Ausführliche Erklärung
Sonderausgaben sind Aufwendungen, die weder Werbungskosten (beruflich) noch Betriebsausgaben (Selbstständige) sind, aber trotzdem das zu versteuernde Einkommen mindern. Sie sind in §10 EStG geregelt.
**Wichtige Sonderausgaben-Kategorien**:
1. **Vorsorgeaufwendungen**:
- Beiträge zur gesetzlichen Krankenversicherung (Basis-KV-Beitrag voll absetzbar)
- Pflegeversicherung
- Arbeitslosenversicherung (begrenzt)
- Berufsunfähigkeitsversicherung (begrenzt mit anderen Vorsorgen auf 1.900 € Single / 3.800 € Paare; Selbstständige: 2.800 €)
- Renten-Versicherungs-Beiträge: bis 100 % absetzbar (2025), Höchstbetrag 2026 ca. 29.344 € Single / 58.688 € Verheiratet (gekoppelt an BBG RV 101.400 €)
2. **Riester-Beiträge**: Bis 2.100 € pro Jahr als Sonderausgabe absetzbar (zusätzlich zu Zulagen).
3. **Spenden**: An steuerbegünstigte Empfänger bis 20 % der Einkünfte. Spenden über 20 % können vorgetragen werden.
4. **Kirchensteuer**: Voll absetzbar.
5. **Kinderbetreuungskosten**: 2/3 der Kosten, max. 4.000 €/Kind/Jahr, für Kinder unter 14 Jahren (oder Kinder mit Behinderung).
6. **Erstausbildung / Erststudium**: Bis 6.000 €/Jahr als Sonderausgabe (nur für die erste Ausbildung; danach ggf. Werbungskosten).
7. **Schulgeld** (Privatschule): 30 % bis max. 5.000 €/Kind/Jahr.
8. **Unterhalt** an geschiedene Partner: bis 13.805 €/Jahr (mit Zustimmung des Empfängers).
**Sonderausgaben-Pauschbetrag**: 36 €/Jahr Single bzw. 72 € Verheiratete. Wer keine echten Sonderausgaben angibt, bekommt diesen Mini-Betrag automatisch.
Vorsorgeaufwendungen sind für die meisten Arbeitnehmer der größte Sonderausgaben-Block.

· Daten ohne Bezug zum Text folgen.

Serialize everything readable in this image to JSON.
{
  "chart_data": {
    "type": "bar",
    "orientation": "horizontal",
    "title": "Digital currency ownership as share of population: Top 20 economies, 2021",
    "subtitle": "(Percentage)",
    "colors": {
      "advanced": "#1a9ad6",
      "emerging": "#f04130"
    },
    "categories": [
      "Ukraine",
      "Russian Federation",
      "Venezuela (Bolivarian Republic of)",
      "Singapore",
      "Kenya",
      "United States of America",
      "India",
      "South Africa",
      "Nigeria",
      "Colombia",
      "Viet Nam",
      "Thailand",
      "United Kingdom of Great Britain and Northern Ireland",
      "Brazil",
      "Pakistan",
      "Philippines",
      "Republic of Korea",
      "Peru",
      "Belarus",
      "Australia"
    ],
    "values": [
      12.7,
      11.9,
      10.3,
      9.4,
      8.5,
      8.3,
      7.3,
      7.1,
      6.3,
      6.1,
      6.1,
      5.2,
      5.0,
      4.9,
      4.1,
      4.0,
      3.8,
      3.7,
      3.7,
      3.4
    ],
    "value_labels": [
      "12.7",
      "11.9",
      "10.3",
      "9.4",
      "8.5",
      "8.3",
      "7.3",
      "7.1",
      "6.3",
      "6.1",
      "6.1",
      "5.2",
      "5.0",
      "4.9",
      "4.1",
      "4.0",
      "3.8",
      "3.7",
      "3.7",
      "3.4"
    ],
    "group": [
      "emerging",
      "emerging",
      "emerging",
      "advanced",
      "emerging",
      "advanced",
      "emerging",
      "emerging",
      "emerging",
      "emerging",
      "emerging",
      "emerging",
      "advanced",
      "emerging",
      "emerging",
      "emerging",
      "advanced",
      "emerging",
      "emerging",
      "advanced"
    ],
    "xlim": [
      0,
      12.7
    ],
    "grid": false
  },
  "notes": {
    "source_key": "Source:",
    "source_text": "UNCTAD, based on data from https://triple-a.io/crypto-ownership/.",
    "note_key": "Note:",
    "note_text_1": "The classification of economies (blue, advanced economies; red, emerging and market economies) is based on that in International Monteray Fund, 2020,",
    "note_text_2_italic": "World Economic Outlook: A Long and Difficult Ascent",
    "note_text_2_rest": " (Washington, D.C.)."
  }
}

Bei einem Bruttoeinkommen von 60.000 € und gesetzlich Versicherten: KV-Beitrag ca. 5.300 € + PV ca. 1.080 € + RV-AN-Anteil ca. 5.580 € + ALV ca. 780 € = rund 12.700 € Vorsorgeaufwendungen.
Wer Riester (2.100 €) und Berufsunfähigkeit (~1.000 €) zusätzlich nutzt, holt nochmal 2.100–3.000 € als Sonderausgaben.